The teen years especially can be a very vulnerable time for transgender people, as they grapple with their gender identity while trying to cope with all the physical and emotional changes that come with growing up. Unfortunately, this translates into a risk for developing a mental health condition that is three to thirteen times higher than the general population, and a markedly increased risk of suicide among transgender teens, as Vox reports. According to a study published by the American Academy of Pediatrics, over 40 percent of non-binary teens have attempted suicide at some point, compared to about seven percent of the general teenage population according to Child Trends, a non-profit organization. But there is a considerable amount of evidence, as reported by NBC News, suggesting that the use of puberty blockers may decrease the risk of suicidal ideation in transgender youth, meaning that the drugs could be helping to save lives. Advocates of the South Dakota bill as well as similar bills that are pending in other states say that the laws do not truly ban puberty blockers because even if they were passed, people over a certain age, which is 16 under the South Dakota bill, would still be able to access the medications. But that point is totally moot, since the whole point of puberty blockers is to stop puberty from progressing and cannot actually reverse any changes that have already occurred, such as facial hair or breast development. This means that the earlier on in puberty that the drugs are started, the better the results will be, and by 16, most teens have already developed to the point where the drugs would be totally useless.

The fact that most supporters of the bills that are being considered across the country are Republicans is certainly no coincidence.
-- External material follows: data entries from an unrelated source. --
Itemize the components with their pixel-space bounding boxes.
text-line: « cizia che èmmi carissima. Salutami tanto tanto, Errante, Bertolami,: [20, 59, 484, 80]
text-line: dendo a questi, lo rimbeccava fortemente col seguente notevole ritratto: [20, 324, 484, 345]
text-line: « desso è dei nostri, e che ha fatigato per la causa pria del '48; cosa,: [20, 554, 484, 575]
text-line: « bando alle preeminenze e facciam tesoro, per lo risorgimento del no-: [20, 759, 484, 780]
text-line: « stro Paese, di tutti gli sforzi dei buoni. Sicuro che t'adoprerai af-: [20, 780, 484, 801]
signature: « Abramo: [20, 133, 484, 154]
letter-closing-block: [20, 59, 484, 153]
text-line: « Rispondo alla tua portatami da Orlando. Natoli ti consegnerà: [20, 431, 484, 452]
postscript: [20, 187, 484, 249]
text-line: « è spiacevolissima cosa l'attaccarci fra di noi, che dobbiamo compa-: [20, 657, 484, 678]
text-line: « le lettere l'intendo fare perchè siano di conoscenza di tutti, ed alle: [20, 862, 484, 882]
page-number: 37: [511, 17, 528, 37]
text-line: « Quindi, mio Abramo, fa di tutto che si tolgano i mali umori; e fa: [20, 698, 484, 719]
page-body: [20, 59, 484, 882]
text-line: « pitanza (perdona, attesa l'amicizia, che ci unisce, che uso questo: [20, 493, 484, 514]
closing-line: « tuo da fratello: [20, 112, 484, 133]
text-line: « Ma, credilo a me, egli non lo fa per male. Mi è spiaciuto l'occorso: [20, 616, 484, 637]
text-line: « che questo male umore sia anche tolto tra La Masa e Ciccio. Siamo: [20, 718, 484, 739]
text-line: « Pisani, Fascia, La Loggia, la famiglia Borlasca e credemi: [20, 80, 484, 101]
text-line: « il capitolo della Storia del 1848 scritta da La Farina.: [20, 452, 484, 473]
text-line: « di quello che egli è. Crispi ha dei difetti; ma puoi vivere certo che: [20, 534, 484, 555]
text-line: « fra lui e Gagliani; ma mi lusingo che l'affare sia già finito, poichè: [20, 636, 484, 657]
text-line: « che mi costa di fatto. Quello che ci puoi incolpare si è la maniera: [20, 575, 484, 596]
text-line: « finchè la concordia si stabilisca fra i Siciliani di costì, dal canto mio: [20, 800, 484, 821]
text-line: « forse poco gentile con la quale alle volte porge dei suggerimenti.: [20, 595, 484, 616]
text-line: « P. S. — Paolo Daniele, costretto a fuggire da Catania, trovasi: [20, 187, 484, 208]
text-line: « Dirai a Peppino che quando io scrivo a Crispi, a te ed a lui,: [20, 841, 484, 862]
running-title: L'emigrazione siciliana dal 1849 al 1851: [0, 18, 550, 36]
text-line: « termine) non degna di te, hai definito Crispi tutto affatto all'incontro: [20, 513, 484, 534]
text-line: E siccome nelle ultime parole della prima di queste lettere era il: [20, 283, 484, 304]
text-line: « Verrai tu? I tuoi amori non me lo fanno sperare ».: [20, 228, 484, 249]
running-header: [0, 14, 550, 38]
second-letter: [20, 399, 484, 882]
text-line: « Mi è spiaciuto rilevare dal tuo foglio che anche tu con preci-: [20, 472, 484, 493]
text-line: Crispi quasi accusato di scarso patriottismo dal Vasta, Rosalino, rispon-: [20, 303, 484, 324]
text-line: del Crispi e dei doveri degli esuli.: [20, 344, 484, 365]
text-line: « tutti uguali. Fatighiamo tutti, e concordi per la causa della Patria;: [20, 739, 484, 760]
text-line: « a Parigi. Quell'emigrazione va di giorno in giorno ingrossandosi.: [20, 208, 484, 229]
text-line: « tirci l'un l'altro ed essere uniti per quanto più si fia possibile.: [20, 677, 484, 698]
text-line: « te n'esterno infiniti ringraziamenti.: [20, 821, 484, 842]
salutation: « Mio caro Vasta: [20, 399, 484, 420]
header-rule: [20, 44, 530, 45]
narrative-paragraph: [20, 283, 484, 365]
Members of the party have a long history of passing and trying to pass laws that discriminate against the LGTBQ+ community, and the transgender community in particular. Case in point: as reported by NPR, in 2016, North Carolina, a heavily conservative state, passed its infamous “bathroom bill” which stipulated that people, including transgender ones, were only allowed to use public restrooms that corresponded to the sex that was assigned to them at birth, meaning that a person who was assigned male at birth but identified as a woman would be forced to use a men’s restroom. Although most provisions of the law were repealed three years later, other discriminatory legislation is currently pending in other states. According to Vox, South Dakota (yes, again) is considering another bill that would require school employees, such as teachers and guidance counselors, to notify parents of students that they suspect may be suffering from gender dysphoria, even though the decision to inform others of one’s gender dysphoria should always be left solely to the individual. 
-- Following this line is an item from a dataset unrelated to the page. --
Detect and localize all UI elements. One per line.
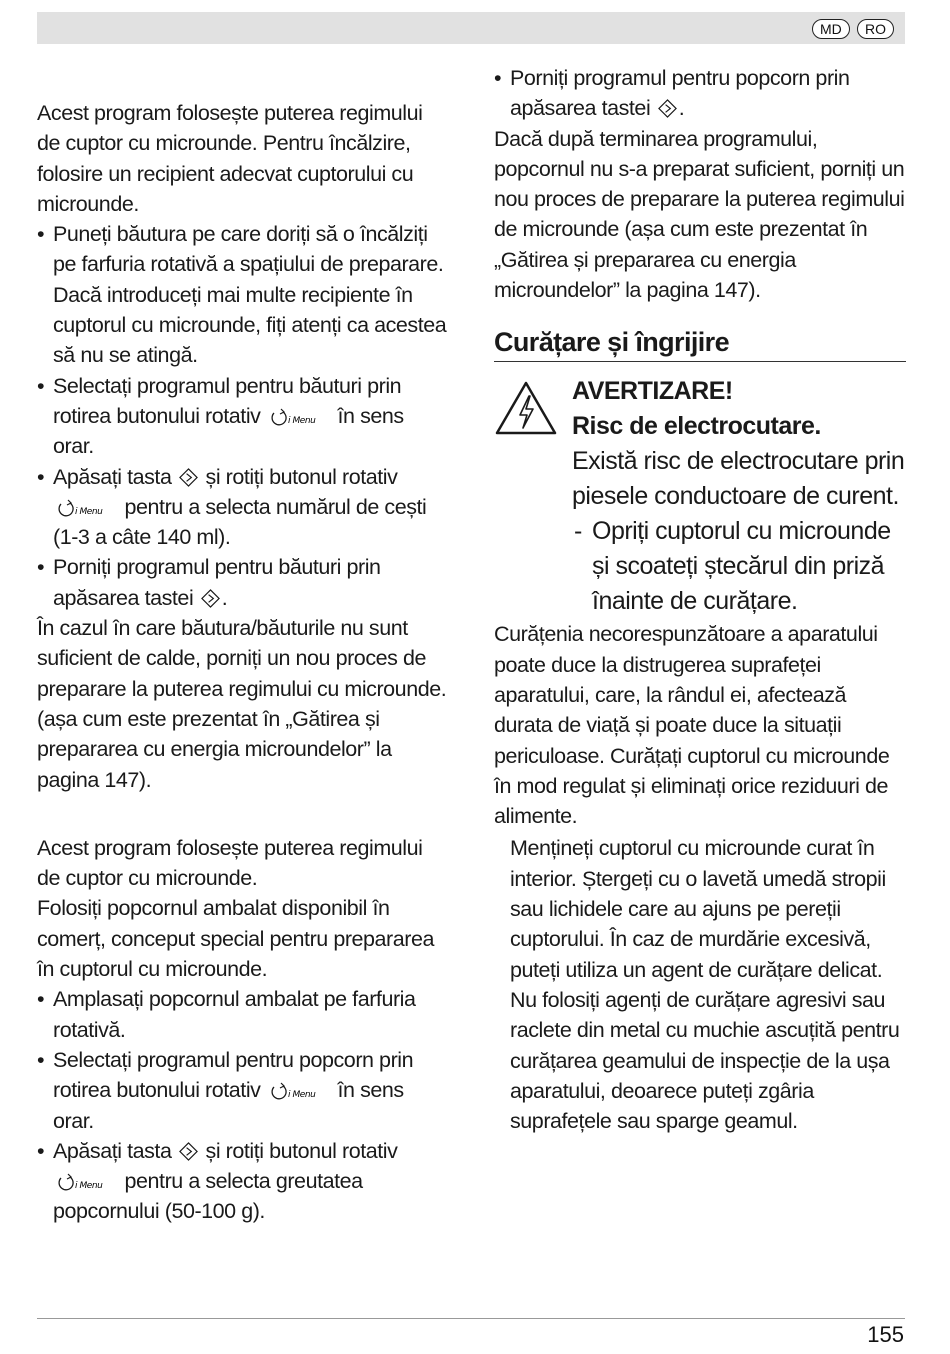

According to Tylt, Republicans often argue that they are proponents of “smaller government” but a government that dictates what medications that doctors can prescribe, especially if it is one that has been shown to be reasonably safe, and attempts to take the decision to consume them out of the hands of citizens represents the very definition of “big government.” But what if banning medication is in the public interest? After all, puberty blockers aren’t considered “medically necessary,” in the strictest sense of the word, and even proponents will admit that they come with potential side effects. But in the end, these laws aren’t really about protecting children from side effects of the medication. They are actually about lawmakers punishing transgender youth for not conforming to a very narrow definition of what they consider to be “normal,” and because they believe that challenging traditional gender roles is dangerous for society. Every drug carries a risk of side effects, yet children and adults are prescribed medications every single day, so long as the benefits of taking the drug outweigh the risks. In these cases, it is up to the patient, family and doctor to decide whether or not a medication is worth taking, not lawmakers. Why should it be any different with a drug to block the effects of hormones?